Melody Beattie said, “Gratitude turns what we have into enough.” Sometimes it’s easy to worry about the things we don’t have, should have, think we deserve, missed out on, wanted at one time and didn’t get, might want someday, etc. What’s the point of that wasted energy when the things we have are before us?

Once, when I’d experienced a third miscarriage, a woman I didn’t know very well left a gratitude journal at my door. I remember thinking “What do I possibly have to be thankful for,” but in her note she said at a very low time in her life someone had given a gratitude journal to her and that writing even very small positive things from her day really helped her to find joy again. I’ve believed in that simple style of journaling ever since, and found many things in the lives of my two beautiful little girls at the time to write down.

In reverse, an ex-friend of mine, in observing a concern that she was miserable, declared that misery was her “prerogative.” Well, absolutely, I thought. We all wake up with free will and the ability to make choices that will result in misery or happiness.
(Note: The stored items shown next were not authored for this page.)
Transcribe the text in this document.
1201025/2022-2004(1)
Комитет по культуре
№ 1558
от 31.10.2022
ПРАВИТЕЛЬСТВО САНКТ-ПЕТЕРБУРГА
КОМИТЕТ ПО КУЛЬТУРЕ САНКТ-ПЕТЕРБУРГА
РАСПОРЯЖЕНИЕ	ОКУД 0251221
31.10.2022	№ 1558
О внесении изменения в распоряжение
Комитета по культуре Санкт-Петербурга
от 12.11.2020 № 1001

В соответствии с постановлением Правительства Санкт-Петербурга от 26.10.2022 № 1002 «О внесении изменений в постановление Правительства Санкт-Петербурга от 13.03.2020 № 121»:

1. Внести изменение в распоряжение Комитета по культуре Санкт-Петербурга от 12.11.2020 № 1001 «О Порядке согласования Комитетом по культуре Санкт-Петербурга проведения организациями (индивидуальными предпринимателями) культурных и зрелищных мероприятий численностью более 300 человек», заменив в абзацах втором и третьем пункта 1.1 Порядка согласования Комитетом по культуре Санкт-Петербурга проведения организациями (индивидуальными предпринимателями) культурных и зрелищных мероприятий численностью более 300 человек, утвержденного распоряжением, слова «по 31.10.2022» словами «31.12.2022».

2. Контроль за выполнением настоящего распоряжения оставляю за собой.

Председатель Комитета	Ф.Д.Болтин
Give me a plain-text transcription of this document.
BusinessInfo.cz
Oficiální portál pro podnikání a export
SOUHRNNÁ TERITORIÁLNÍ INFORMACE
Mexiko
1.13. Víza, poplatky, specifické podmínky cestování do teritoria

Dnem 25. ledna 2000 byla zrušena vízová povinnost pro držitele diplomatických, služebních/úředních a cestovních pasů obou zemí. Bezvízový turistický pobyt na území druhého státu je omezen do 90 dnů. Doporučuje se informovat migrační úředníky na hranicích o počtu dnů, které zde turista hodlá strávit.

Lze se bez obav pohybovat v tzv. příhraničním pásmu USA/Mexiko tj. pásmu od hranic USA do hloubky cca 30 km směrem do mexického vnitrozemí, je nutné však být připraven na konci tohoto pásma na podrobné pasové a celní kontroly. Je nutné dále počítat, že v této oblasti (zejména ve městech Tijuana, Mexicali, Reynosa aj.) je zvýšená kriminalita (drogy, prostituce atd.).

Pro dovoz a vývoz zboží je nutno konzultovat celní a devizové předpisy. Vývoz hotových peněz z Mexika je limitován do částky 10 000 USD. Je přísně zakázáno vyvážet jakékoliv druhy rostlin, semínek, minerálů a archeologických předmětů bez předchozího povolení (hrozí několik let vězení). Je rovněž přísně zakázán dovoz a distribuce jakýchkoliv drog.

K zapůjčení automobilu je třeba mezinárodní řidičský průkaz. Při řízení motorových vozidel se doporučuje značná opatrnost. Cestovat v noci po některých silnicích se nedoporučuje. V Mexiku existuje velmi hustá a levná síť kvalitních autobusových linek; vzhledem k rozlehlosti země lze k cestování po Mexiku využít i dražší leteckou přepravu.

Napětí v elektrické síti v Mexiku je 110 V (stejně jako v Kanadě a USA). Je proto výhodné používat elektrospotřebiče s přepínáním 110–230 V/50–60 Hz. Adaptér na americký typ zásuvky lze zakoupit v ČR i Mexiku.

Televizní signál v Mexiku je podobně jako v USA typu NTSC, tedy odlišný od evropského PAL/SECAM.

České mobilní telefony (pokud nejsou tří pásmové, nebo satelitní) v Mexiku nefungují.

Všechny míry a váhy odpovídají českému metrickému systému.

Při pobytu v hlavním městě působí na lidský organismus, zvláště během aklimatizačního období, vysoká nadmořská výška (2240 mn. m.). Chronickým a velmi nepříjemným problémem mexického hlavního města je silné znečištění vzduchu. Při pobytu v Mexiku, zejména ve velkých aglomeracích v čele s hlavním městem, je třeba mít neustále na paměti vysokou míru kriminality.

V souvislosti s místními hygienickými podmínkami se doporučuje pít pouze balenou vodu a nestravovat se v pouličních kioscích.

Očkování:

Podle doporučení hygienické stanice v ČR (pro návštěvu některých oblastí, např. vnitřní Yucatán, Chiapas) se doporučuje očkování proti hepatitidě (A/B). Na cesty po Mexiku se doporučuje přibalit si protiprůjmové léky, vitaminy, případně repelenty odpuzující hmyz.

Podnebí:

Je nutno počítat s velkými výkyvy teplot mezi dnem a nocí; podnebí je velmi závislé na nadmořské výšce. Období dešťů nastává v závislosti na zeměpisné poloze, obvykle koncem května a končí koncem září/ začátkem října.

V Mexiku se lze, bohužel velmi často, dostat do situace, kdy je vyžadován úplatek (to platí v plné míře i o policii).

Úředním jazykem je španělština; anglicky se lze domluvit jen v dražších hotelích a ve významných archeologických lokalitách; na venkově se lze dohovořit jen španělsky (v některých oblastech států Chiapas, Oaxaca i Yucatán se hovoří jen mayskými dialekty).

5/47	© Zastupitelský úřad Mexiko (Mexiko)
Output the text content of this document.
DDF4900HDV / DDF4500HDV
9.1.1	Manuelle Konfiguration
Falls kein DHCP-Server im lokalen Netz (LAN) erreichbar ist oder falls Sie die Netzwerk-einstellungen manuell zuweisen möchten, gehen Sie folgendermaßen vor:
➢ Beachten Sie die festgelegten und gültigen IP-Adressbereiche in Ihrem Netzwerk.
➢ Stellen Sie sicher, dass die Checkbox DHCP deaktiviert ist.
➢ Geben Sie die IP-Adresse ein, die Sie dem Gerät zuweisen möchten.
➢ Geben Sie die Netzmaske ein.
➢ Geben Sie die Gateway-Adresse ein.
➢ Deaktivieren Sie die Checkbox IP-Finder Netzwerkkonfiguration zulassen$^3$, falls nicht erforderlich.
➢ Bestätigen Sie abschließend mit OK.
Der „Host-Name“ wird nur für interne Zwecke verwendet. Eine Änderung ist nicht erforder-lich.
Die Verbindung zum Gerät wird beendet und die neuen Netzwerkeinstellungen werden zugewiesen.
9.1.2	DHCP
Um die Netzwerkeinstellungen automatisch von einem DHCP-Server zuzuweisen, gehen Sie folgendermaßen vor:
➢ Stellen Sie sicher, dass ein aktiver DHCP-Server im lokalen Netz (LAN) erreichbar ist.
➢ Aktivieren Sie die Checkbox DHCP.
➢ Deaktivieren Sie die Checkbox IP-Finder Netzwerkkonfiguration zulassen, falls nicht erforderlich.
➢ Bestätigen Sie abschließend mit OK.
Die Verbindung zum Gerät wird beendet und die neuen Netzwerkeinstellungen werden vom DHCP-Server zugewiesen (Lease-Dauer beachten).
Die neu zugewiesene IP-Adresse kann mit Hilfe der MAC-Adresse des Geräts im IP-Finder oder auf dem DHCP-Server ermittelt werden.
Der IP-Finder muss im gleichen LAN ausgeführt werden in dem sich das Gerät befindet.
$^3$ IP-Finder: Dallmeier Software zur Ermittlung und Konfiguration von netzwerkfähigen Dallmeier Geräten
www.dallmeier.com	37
What’s the old saying, "Life is 10% of what happens and 90% of how you react to it.” Choosing to react with gratitude, anger, envy, silence, understanding or empathy, are all choices we have in any given situation, especially if we pause before reacting.

Robert Emmons, a scholar in this field, makes the argument that gratitude allows a person to:

  • celebrate the present
  • block toxic emotions (envy, resentment, regret, depression
  • be more stress-resilient, and strengthen social ties and self-worth.

Researchers found 14 health benefits of practicing gratitude, and that it “disconnects us from toxic, negative emotions and the ruminating that often accompanies them.”

People who exhibit a lack of gratitude according to research also have an excessive sense of self-importance, arrogance, vanity, need for admiration and approval and sense of entitlement; some might recognize these as traits describing a narcissistic personality. Philosopher David Hume (1739) wrote, “Of all crimes that human creatures are capable of committing, the most horrid and unnatural is ingratitude.”

Gratitude taught at an early age makes a difference. A 2019 study found that gratitude is linked to happiness in children by age five. A 2011 study showed grateful teens (ages 14-19) are more satisfied with their lives, more engaged in their schoolwork and hobbies, and have better grades. They’ve also been shown to be less envious, depressed, and materialistic than their less grateful counterparts.

Practicing gratitude isn’t the same as simply being polite and saying thank you; gratitude is a lifestyle. From journaling and meditation to acknowledging specific small kindnesses of others and experiences in our lives through our senses, there are ways to find gratitude everywhere, and the positivity that results has ripple effects on our lives and those around us.